Dienstag, 21. Februar 2012

Die Leute gehen zum Sterben hin

Die Leute gehen zum Sterben ins Augustinum, sagte mein Verwandter mehrfach. Er erzählte von einer Veranstaltung vor geraumer Zeit im Theatersaal, da meldete er sich zu Wort, das Augustinum erinnere ihn an einen Film: "Im Tal des Todes". Eine Herde alter Elefanten verkroch sich zum Sterben in einem Vulkankrater, im heissen Schlamm und dann kamen auch noch die Leichenfledderer und brachen den Elefanten die Elfenbeinstosszähne aus. Er sagte, dass die eine Hälfte der Anwesenden empört war und die andere Hälfte ihm zustimmte.
Nun ist das ja Mist 14 Jahre im Augustinum zu leben, auf den Tod zu warten, wie "Warten auf Godot" und man wollte dort gar nicht einziehen, sondern der verstorbene schwerbehinderte Ehepartner. Viel passiert in der Zeit, man wird blind, die dort geschlossenen Freundschaften sind inzwischen verstorben, man wird in den Demenztreffpunkt abgeschoben, weil die Beine nicht mehr so gut wollen und man blind ist...
Man findet keine neuen Freunde, geschweige denn eine neue Frau und verliert so langsam die Lust am Leben. Blind findet man sich im Augustinum nicht zurecht und braucht viel Hilfe, die man eigentlich von der Familie nie in Anspruch nehmen wollte.
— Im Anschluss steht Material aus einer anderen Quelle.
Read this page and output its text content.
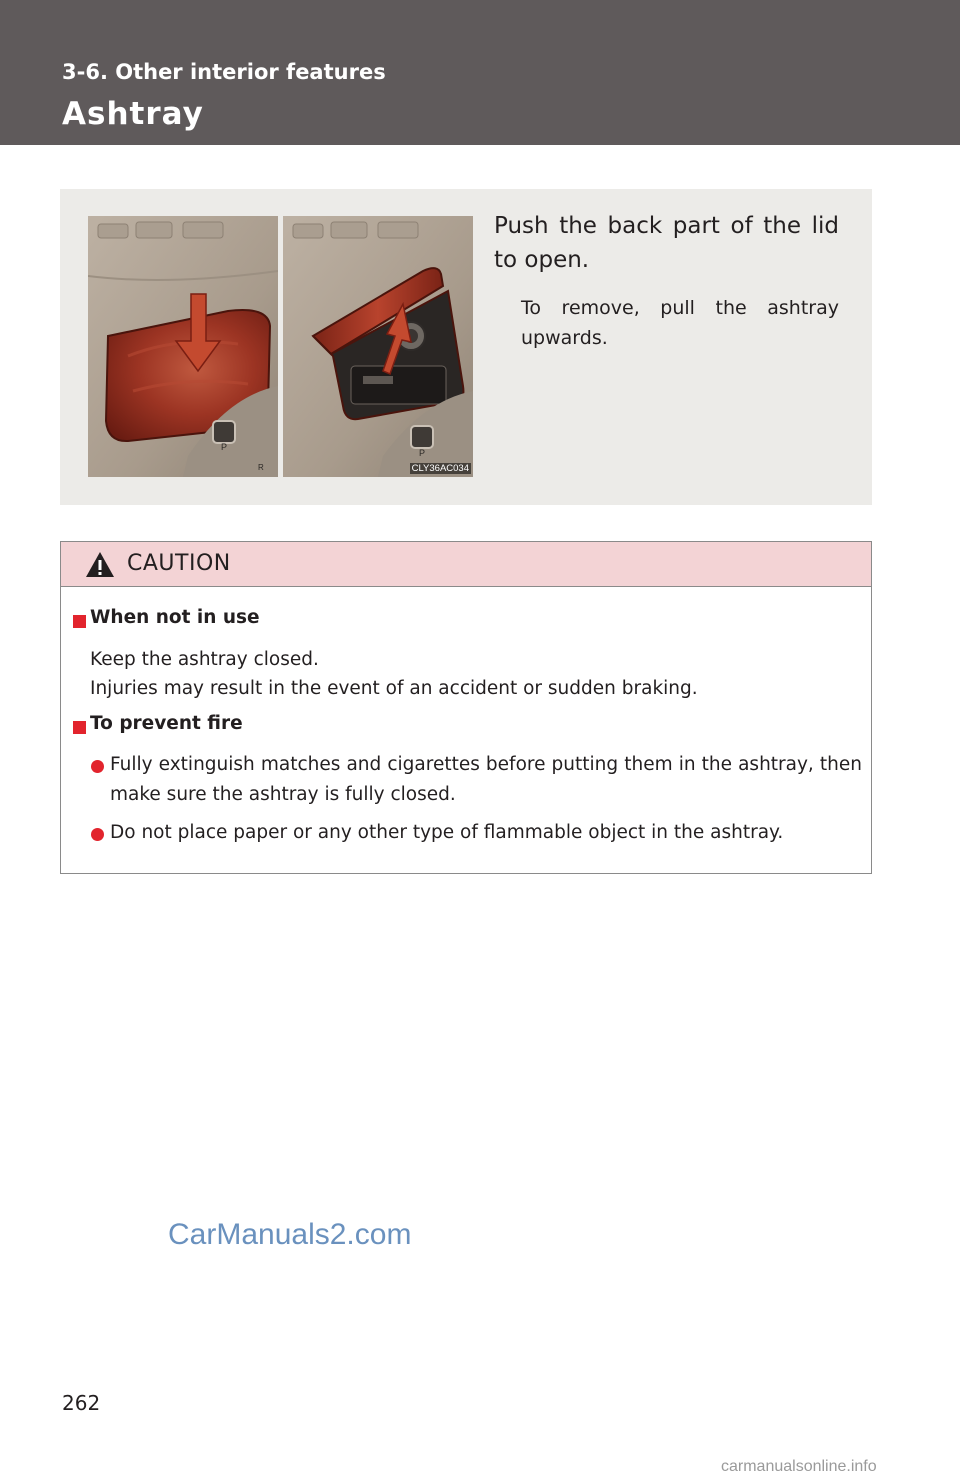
3-6. Other interior features
Ashtray
P
R
P
CLY36AC034
Push the back part of the lid to open.
To remove, pull the ashtray
upwards.
CAUTION
When not in use
Keep the ashtray closed.
Injuries may result in the event of an accident or sudden braking.
To prevent fire
Fully extinguish matches and cigarettes before putting them in the ashtray, then
make sure the ashtray is fully closed.
Do not place paper or any other type of flammable object in the ashtray.
CarManuals2.com
262
carmanualsonline.info
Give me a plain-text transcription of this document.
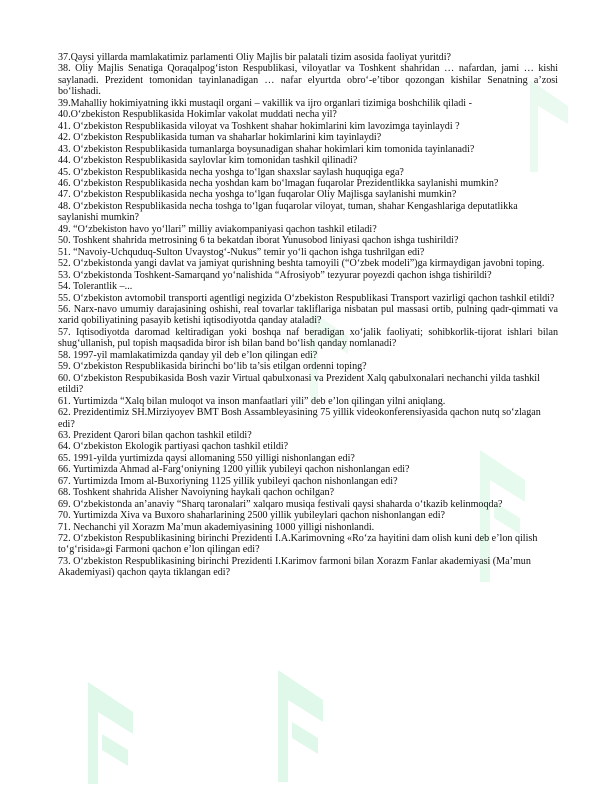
37.Qaysi yillarda mamlakatimiz parlamenti Oliy Majlis bir palatali tizim asosida faoliyat yuritdi?

38. Oliy Majlis Senatiga Qoraqalpog‘iston Respublikasi, viloyatlar va Toshkent shahridan … nafardan, jami … kishi saylanadi. Prezident tomonidan tayinlanadigan … nafar elyurtda obro‘-e’tibor qozongan kishilar Senatning a’zosi bo‘lishadi.

39.Mahalliy hokimiyatning ikki mustaqil organi – vakillik va ijro organlari tizimiga boshchilik qiladi -

40.O‘zbekiston Respublikasida Hokimlar vakolat muddati necha yil?

41. O‘zbekiston Respublikasida viloyat va Toshkent shahar hokimlarini kim lavozimga tayinlaydi ?

42. O‘zbekiston Respublikasida tuman va shaharlar hokimlarini kim tayinlaydi?

43. O‘zbekiston Respublikasida tumanlarga boysunadigan shahar hokimlari kim tomonida tayinlanadi?

44. O‘zbekiston Respublikasida saylovlar kim tomonidan tashkil qilinadi?

45. O‘zbekiston Respublikasida necha yoshga to‘lgan shaxslar saylash huquqiga ega?

46. O‘zbekiston Respublikasida necha yoshdan kam bo‘lmagan fuqarolar Prezidentlikka saylanishi mumkin?

47. O‘zbekiston Respublikasida necha yoshga to‘lgan fuqarolar Oliy Majlisga saylanishi mumkin?

48. O‘zbekiston Respublikasida necha toshga to‘lgan fuqarolar viloyat, tuman, shahar Kengashlariga deputatlikka saylanishi mumkin?

49. “O‘zbekiston havo yo‘llari” milliy aviakompaniyasi qachon tashkil etiladi?

50. Toshkent shahrida metrosining 6 ta bekatdan iborat Yunusobod liniyasi qachon ishga tushirildi?

51. “Navoiy-Uchquduq-Sulton Uvaystog‘-Nukus” temir yo‘li qachon ishga tushrilgan edi?

52. O‘zbekistonda yangi davlat va jamiyat qurishning beshta tamoyili (“O‘zbek modeli”)ga kirmaydigan javobni toping.

53. O‘zbekistonda Toshkent-Samarqand yo‘nalishida “Afrosiyob” tezyurar poyezdi qachon ishga tishirildi?

54. Tolerantlik –...

55. O‘zbekiston avtomobil transporti agentligi negizida O‘zbekiston Respublikasi Transport vazirligi qachon tashkil etildi?

56. Narx-navo umumiy darajasining oshishi, real tovarlar takliflariga nisbatan pul massasi ortib, pulning qadr-qimmati va xarid qobiliyatining pasayib ketishi iqtisodiyotda qanday ataladi?

57. Iqtisodiyotda daromad keltiradigan yoki boshqa naf beradigan xo‘jalik faoliyati; sohibkorlik-tijorat ishlari bilan shug‘ullanish, pul topish maqsadida biror ish bilan band bo‘lish qanday nomlanadi?

58. 1997-yil mamlakatimizda qanday yil deb e’lon qilingan edi?

59. O‘zbekiston Respublikasida birinchi bo‘lib ta’sis etilgan ordenni toping?

60. O‘zbekiston Respubikasida Bosh vazir Virtual qabulxonasi va Prezident Xalq qabulxonalari nechanchi yilda tashkil etildi?

61. Yurtimizda “Xalq bilan muloqot va inson manfaatlari yili” deb e’lon qilingan yilni aniqlang.

62. Prezidentimiz SH.Mirziyoyev BMT Bosh Assambleyasining 75 yillik videokonferensiyasida qachon nutq so‘zlagan edi?

63. Prezident Qarori bilan qachon tashkil etildi?

64. O‘zbekiston Ekologik partiyasi qachon tashkil etildi?

65. 1991-yilda yurtimizda qaysi allomaning 550 yilligi nishonlangan edi?

66. Yurtimizda Ahmad al-Farg‘oniyning 1200 yillik yubileyi qachon nishonlangan edi?

67. Yurtimizda Imom al-Buxoriyning 1125 yillik yubileyi qachon nishonlangan edi?

68. Toshkent shahrida Alisher Navoiyning haykali qachon ochilgan?

69. O‘zbekistonda an’anaviy “Sharq taronalari” xalqaro musiqa festivali qaysi shaharda o‘tkazib kelinmoqda?

70. Yurtimizda Xiva va Buxoro shaharlarining 2500 yillik yubileylari qachon nishonlangan edi?

71. Nechanchi yil Xorazm Ma’mun akademiyasining 1000 yilligi nishonlandi.

72. O‘zbekiston Respublikasining birinchi Prezidenti I.A.Karimovning «Ro‘za hayitini dam olish kuni deb e’lon qilish to‘g‘risida»gi Farmoni qachon e’lon qilingan edi?

73. O‘zbekiston Respublikasining birinchi Prezidenti I.Karimov farmoni bilan Xorazm Fanlar akademiyasi (Ma’mun Akademiyasi) qachon qayta tiklangan edi?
Hilfe, die das Augustinum nicht gibt, weil sie keine Blindheit erkennen. Sie sind, wenn überhaupt, auf Demenz geeicht. Die Rente reicht nicht für die Wohnung, zu gross geworden, aber mit 90 Jahren findet man sich blind schwer in einer anderen Wohnung zurecht. Das ist schon gemein, da möchte man aufgeben. Die im Augustinum gebotene Ablenkung oder Zerstreuung beim Warten auf den Tod kann man blind schlecht nutzen.
90 Jahre alt zu werden war sein Ziel, das hat er mit meiner Hilfe erreicht.
So, und nun, wie weiter? Wo ist ein neuer Lebensinhalt oder Sinn? Zur Zeit kann ich keinen für ihn erkennen.
Seine Frau meinte, es sei schön in der Wohnung gepflegt zu werden bis zum Tod. Sie erkannte, dass das für sie nicht zutraf und verstarb schliesslich, besser behütet und umsorgt und versorgt, in einem Krankenhaus.
Und als die Russinnen ihn im Augustinum versorgen kamen, da fragte ich ihn, wo der Unterschied zwischen seiner mehrjährigen Kriegsgefangenschaft in Russland und dem Augustinum ist. Er sagte: In Russland liefen die Hunde am Zaun. Und sprach viel in russischer Sprache... Die missliche Vergangenheit hatte ihn eingeholt.
30 Stunden hab ich ihm vorige Woche geholfen und kann ihm doch im Augustinum nicht helfen.
Würd er sagen, es geht ihm nicht gut, dann würden sie ihm einen Psychologen schicken.
Und notieren in ihrer Akte: Bewohner geduscht, Bewohner fühlt sich wohl...
Und er träumte immer von einem Lebensabend in einem ganz normalen Heim, am liebsten beim Deutschen Roten Kreuz.